For the ardent Bulldog fan, it's not a pretty scenario.
Another loss would mark the first time in Richt's 10-year tenure that Georgia would have dropped three games in a row; not good news at all, especially for a team some thought might push Florida for a division crown.
Linebacker Christian Robinson admits such thoughts weigh heavy on the players' minds.
"It's difficult, but at the end of day, with our group of guys, we come together and say the only people that matter at the end of the day are the people in this room. We stick together and count on each other," Robinson said. "I really feel like we have gotten better, and when we are called upon to get a stop, we have the capability of doing that. If we continue to work hard and correct the things that we've done wrong, and if we continue to do what we are good at the right way, we have a chance to get to a better place that people might not think we are capable of getting to."
Mississippi State (1-2, 0-2) is feeling some of Georgia's pain.
After opening with an impressive victory over Memphis, the Bulldogs have struggled offensively, dropping back-to-back games to Auburn and LSU.
"It's a big game for both programs. You know, you're looking at someone coming out of this game with a pretty good jump start on the rest of the season," Mullen said. "I know both of us have been playing very difficult, early season schedules in conference. If we get out of this run at 2-2, that will hopefully set us up to have a successful season."
Richt feels the same.
If the Bulldogs can get past MSU, Georgia's schedule sets up nicely with Colorado, Tennessee, Vanderbilt and Kentucky on the docket before the annual grudge match with Florida in Jacksonville the final Saturday of October.
Also, next week Georgia welcomes back wide receiver A.J. Green whose four-game suspension levied upon him by the NCAA will be up, which by itself should inject some needed optimism to carry on through the rest of the year.
But even with Green, Richt knows there are other areas of his team's play that need addressing, including the offensive and defensive fronts where the Bulldog coach wants to see both lines of scrimmage become more physical at the point of attack.
"The South Carolina game, of course we weren't too pleased with what happened on the defensive front or the offensive front for that matter. I think our lines played much better this past game," Richt said. "Other than that, (last Saturday) the protection was very solid. The run-blocking definitely improved. I thought the backs got a little bit better at getting more than what was blocked for, but you still have tight ends that have to keep getting better and fullbacks too. I think they improved."
Mullen said Mississippi State has been having similar issues with its offensive front as well.
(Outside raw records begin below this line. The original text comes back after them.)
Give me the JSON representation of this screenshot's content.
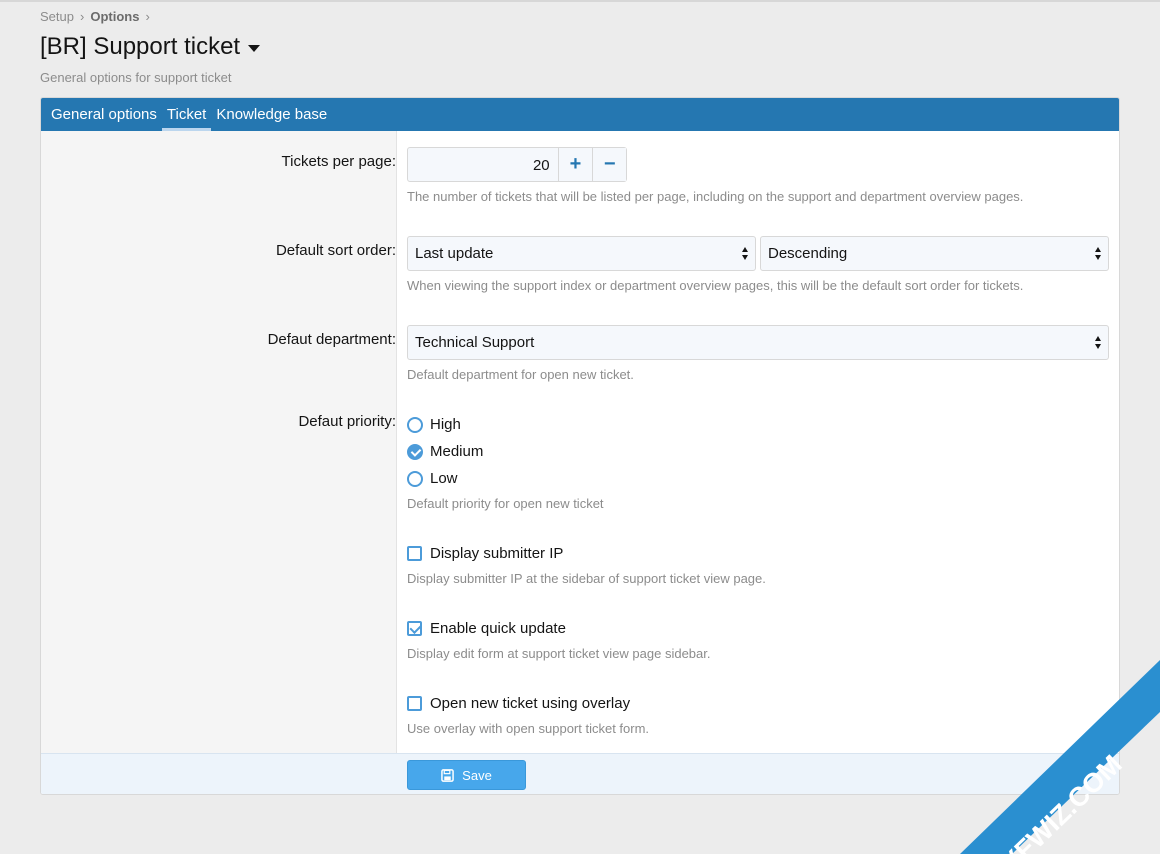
{
  "breadcrumb": {
    "items": [
      "Setup",
      "Options"
    ]
  },
  "page": {
    "title": "[BR] Support ticket",
    "description": "General options for support ticket"
  },
  "tabs": [
    "General options",
    "Ticket",
    "Knowledge base"
  ],
  "active_tab": "Ticket",
  "fields": {
    "tickets_per_page": {
      "label": "Tickets per page:",
      "value": "20",
      "hint": "The number of tickets that will be listed per page, including on the support and department overview pages."
    },
    "sort_order": {
      "label": "Default sort order:",
      "order_value": "Last update",
      "direction_value": "Descending",
      "hint": "When viewing the support index or department overview pages, this will be the default sort order for tickets."
    },
    "department": {
      "label": "Defaut department:",
      "value": "Technical Support",
      "hint": "Default department for open new ticket."
    },
    "priority": {
      "label": "Defaut priority:",
      "options": [
        "High",
        "Medium",
        "Low"
      ],
      "selected": "Medium",
      "hint": "Default priority for open new ticket"
    },
    "display_ip": {
      "label": "Display submitter IP",
      "checked": false,
      "hint": "Display submitter IP at the sidebar of support ticket view page."
    },
    "quick_update": {
      "label": "Enable quick update",
      "checked": true,
      "hint": "Display edit form at support ticket view page sidebar."
    },
    "overlay": {
      "label": "Open new ticket using overlay",
      "checked": false,
      "hint": "Use overlay with open support ticket form."
    }
  },
  "footer": {
    "save_label": "Save"
  },
  "watermark": {
    "text": "XFWIZ.COM"
  },
  "colors": {
    "accent": "#2577b1",
    "control": "#4c9bd9",
    "button": "#47a7eb"
  }
}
"For an experienced group we are just not communicating very well. It's kind of taking care of themselves, instead of taking care of the line and you need all five guys to play together. On our 13 play drive that we scored the other night (against LSU), nine of those 13 plays all five guys graded best doing the right thing for us," Mullen said. "It's a shock what happens when all five offensive linemen, all on the same play, do the right thing and nine of those 13 plays on that drive they all did their job and we were successful. So we have just talked to them a lot about communicating and being on the same page to get the job done and if we do that, then I do expect us to play much better on the offensive line."
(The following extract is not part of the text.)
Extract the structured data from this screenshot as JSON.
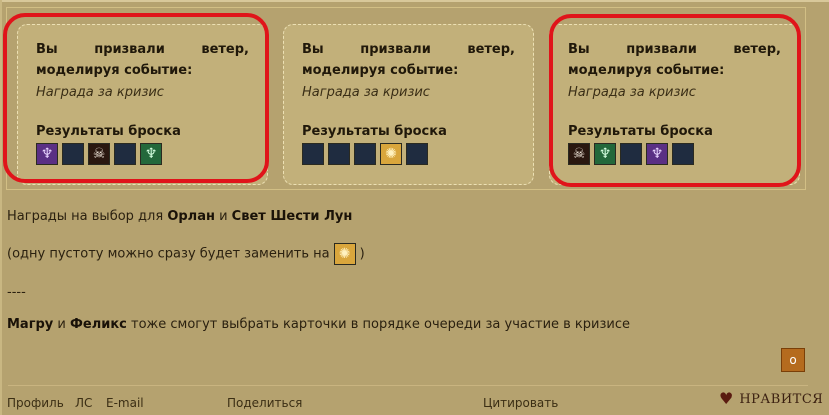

Still, Mullen believes his offense is making strides.
Like Georgia, the Bulldogs' second-year coach believes with a little consistency, good results will start to show.
Mullen said he'll continue using both junior Chris Relf and redshirt freshman Tyler Russell at quarterback to hopefully make that happen.
"The strength is that we're not far off. When you watch film, the weaknesses are we just have no consistency. We had one offensive penalty the other night, coming after our longest play of the game, a 22 yard gain and then we jump offsides. That is what great offenses don't do. They capitalize on one play after another and play with consistency," Mullen said. "That's what I haven't seen out of us, that consistent performance offensively. Now, when you watch it on film, you can point to it on every single play. We watched it as a whole offense yesterday, and we're not far off we just need to be more consistent."
Georgia defensive coordinator Todd Grantham has been singing a similar tune.
Inconsistency on the defensive side has led to some big plays by opposing offenses, a fact Grantham hopes to have shored up in time for Saturday's game for the Bulldogs who are anxious to get that losing taste washed out of their collective mouths.
"Our main objective is to win games. Unfortunately we're on a losing streak now, which is not something we wanted or imagined. We have to try to focus on getting better and pulling it out this week," Durham said. "We're going to have to stay together. We can't point fingers at whose making mistakes and who's not. We have to try to make plays when given the opportunity. We have to stay focused and stay with the task at hand. We need to be willing to get back out there and throw it all out there, put it all on the line."